My bad, didn't catch the negative sign.

Answer 64

are you using short cuts?
or the long way?

Answer 65

because you found that really fast

Answer 66

The long way but using mental math

Answer 67

nice

Answer 68

I have the steps written down though, the long way. Would this be ok for an answer:

First, I used:
s(t) = -8 - 9t and t=1 to solve for (a+h) and (a). My 'a' term would be 1 in this case.

f(a) = -8 - 9t = -8 - 9(1) = -17
f(a+h) = -8 - 9t = -8 - 9(1+h) = -17 - 9h

Then I used the equation:
f'(a) = lim[f(a+h) - f(a)/h] = f'(a) = -17 - 9h - (-17)/h = -9h/h = -9

Thus I found the derivative to be:
f'(1) = -9

Answer 69

s(t) = -8 - 9t
notice the slope of s(t) is -9
the derivative of s(t) is -9

Answer 70

but yeah your teacher probably wants you to use that formal definition of derivative thing
but you know we remember from algebra that the slope of f(x)=mx+b is m
and we learn from calculus that the slope is the derivative

Answer 71

Ok, but is the way I showed my work using the formal definition?

Answer 72

yes it is pretty too

Answer 73

you did very well

Answer 74

only thing I would say
and it is really not apart of your work
"s(t) = -8 - 9t and t=1 to solve for (a+h) and (a).
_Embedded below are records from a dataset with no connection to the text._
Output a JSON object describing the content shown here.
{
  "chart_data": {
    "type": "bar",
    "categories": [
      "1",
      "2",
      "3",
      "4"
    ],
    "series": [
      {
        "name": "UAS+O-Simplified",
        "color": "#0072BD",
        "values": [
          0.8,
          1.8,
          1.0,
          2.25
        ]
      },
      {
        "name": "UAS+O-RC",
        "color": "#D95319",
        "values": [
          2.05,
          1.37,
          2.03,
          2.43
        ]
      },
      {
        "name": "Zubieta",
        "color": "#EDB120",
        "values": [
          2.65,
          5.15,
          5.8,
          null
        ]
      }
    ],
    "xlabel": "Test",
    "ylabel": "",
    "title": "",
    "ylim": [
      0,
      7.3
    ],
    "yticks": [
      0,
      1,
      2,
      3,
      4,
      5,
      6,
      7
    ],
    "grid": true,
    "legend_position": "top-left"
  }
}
My 'a' term would be 1 in this case.
:"
I would say f(a+h) and f(a)
but I knew what you meant when you said this

Answer 75

oops s(a+h) and s(a)
since our function name is s not f

Answer 76

you could change all those f letters to s letters actually

Answer 77

Ok thanks!

Answer 78

np

Answer 79

Thanks for all your help!!

Answer 80

I will be doing another test similar if you could help me later on? @freckles Maybe in an hour or so.